Dawn brings a chittering of sparrows from the meadow. It’s cold. Frost edges the periwinkle leaves.
myrtle
December 15, 2021
Patchy frost: the myrtle leaves that are dusted with it versus those that just have white edging. A chickadee is getting the gang together.
November 6, 2021
Cold and very still. Every leaf in the myrtle patch—Grandma’s legacy—is edged in white. Sunrise stains the western ridge blood-red.
January 3, 2018
Deer came in the night and dug up half the yard to get at the evergreen myrtle. Sun pours down from a cloudless sky. A song sparrow sings.
October 19, 2017
Two patches of sunlight side-by-side on the myrtle: one direct from the sun that glistens, one reflected from a window that merely glows.
October 26, 2016
Sun through thin, high clouds—light for a much milder morning than this one in which periwinkle leaves glitter with melting hoarfrost.
May 25, 2016
Warm and hazy. The yard buzzes with native bees pollinating the alien, invasive myrtle. Off in the woods, the glint of old glass.
April 4, 2015
Fast moving cumulus clouds.

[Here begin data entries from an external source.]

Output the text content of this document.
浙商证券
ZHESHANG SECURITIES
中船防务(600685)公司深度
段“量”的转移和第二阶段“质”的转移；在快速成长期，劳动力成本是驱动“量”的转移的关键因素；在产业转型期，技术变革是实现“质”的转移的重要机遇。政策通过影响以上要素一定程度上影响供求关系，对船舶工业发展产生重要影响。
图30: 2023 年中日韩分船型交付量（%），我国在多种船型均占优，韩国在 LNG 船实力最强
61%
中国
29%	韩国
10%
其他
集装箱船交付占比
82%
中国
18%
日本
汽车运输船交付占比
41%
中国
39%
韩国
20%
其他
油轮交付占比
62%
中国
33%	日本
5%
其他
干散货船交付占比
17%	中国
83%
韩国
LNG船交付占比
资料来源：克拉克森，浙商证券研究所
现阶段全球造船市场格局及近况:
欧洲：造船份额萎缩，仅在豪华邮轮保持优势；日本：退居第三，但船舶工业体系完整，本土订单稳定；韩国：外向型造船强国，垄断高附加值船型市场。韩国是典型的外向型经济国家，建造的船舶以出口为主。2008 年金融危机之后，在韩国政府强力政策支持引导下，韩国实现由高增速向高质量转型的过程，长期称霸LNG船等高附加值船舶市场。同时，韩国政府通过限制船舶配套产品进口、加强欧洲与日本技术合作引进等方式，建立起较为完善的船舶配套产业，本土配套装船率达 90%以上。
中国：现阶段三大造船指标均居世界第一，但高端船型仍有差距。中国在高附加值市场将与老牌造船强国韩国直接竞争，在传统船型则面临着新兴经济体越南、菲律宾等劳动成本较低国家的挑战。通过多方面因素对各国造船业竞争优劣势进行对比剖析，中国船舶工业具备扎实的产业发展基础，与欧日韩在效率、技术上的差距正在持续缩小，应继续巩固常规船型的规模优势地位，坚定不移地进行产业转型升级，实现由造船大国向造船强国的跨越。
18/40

When the sun comes out, it glistens on the mountain laurel leaves in the woods and in the yard, the periwinkle.
August 13, 2014
While I’ve been gone, two invading armies have battled for control of the yard. The stiltgrass seems to be winning against the periwinkle.
April 28, 2014
On the myrtle flowers, nothing but native bees. The sun fades. A black-throated green warbler calls, switching between its two buzzy songs.
April 22, 2014
The myrtle that has taken over half my yard is in bloom: a scatter of blue. At the woods’ edge, two blue-headed vireos compare songs.
January 20, 2014
Brown patches in the yard where deer have pawed the snow aside to eat myrtle. An oak leaf curled like a stillborn spirals down from the sky.
November 22, 2012
A deer under the lilac glows strangely in the sunlight refracted from my bedroom window. The waxy myrtle leaves crackle between her teeth.
October 13, 2012
The yard is white with the first frost, prostrate myrtle and stiltgrass leaves outlined as if in chalk. Leaves spiral down in the still air.